Image: Passersby are reflected on a screen displaying stock quotation, the stock market indices of various countries (bottom R) and exchange rates (top R) at a brokerage in Tokyo, Japan, September 29, 2015. REUTERS/Issei Kato
By Wayne Cole
SYDNEY (Reuters) – Asian share markets got off to a lackluster start on Monday following a dive on Wall Street, though losses were limited by a general lack of investor interest in a holiday-heavy week.
MSCI’s broadest index of Asia-Pacific shares outside Japan was flat, while Australia’s main index eased 0.2 percent.
Japan’s Nikkei slipped 0.9 percent.
The market took a hit late Friday after the Bank of Japan announced some changes to its massive stimulus program but stopped short of expanding the net amount of assets it buys, disappointing some who had hoped for a more aggressive move.
That in turn sent the yen broadly higher and caused some wild swings against the dollar. Early Monday, the dollar was down at 121.30 yen having briefly been as high as 123.58 on Friday.
The euro was little changed at $1.0863 , while the dollar was a whisker firmer against a basket of currencies amid very light trade.
Wall Street also had a volatile end to the week with the expiration of stock and index options contracts generating heavy trading volume.
The Dow ended Friday down 2.1 percent, while the S&P 500 lost 1.78 percent and the Nasdaq 1.59 percent. For the week, the Dow fell 0.8 percent, the S&P 500 0.3 percent and the Nasdaq 0.2 percent.
The flight from stocks was a boon for safe-haven bonds. Longer-dated Treasuries have been particularly popular as investors wager the Federal Reserve is well ahead of the curve on inflation after last week’s rate hike.

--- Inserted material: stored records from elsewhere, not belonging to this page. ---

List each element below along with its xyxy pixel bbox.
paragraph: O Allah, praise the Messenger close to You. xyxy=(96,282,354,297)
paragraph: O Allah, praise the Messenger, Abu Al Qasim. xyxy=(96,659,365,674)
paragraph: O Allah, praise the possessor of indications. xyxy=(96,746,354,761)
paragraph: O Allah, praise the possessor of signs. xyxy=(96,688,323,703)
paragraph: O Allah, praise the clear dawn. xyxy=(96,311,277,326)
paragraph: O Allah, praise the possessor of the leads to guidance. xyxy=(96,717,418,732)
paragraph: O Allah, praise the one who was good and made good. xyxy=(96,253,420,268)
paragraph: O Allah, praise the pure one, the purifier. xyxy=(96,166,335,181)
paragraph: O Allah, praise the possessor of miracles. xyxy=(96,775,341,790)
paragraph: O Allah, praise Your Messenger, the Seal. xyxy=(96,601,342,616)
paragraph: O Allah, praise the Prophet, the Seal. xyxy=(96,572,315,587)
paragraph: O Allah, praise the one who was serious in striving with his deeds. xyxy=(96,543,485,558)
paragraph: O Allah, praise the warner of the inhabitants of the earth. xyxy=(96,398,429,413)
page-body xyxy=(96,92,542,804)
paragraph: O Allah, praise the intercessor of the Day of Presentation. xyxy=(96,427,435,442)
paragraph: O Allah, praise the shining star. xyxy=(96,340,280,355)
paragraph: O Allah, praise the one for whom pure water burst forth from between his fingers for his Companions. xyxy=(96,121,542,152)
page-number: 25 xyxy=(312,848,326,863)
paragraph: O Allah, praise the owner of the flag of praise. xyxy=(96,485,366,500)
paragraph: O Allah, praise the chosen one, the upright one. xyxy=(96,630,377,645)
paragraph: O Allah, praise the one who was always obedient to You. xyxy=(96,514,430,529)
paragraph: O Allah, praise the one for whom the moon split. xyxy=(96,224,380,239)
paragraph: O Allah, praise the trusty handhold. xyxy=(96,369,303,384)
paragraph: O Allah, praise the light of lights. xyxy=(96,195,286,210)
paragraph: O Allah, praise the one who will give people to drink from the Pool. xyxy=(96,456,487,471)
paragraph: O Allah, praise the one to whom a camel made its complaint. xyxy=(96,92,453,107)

The global background is also one of disinflation given the weakness in oil and other commodity prices and the mounting spare capacity in major exporters such as China.
Inflation expectations for five years ahead have taken a marked turn lower this month, dropping to 2.11 percent from a high of 2.24 percent.
The resulting rally in longer-dated Treasuries has flattened the yield curve with the gap between two-year and 10-year paper shrinking to 123 basis points, the smallest since early February.
A flatter curve is bad news for bank profits since they essentially make money from borrowing short and lending long, and could be one reason U.S. bank stocks fell hard late last week. Financial stocks were the worst-performing S&P sector on Friday.
There was no respite for oil prices as a glut of supply left both Brent and U.S. crude down around 35 percent for the year so far.
Brent was quoted off 35 cents at $36.53 a barrel and touched a new seven-year low at $36.32. A break of $36.20 would take it to ground last trod in 2004. U.S. crude lost 25 cents to $34.48 a barrel.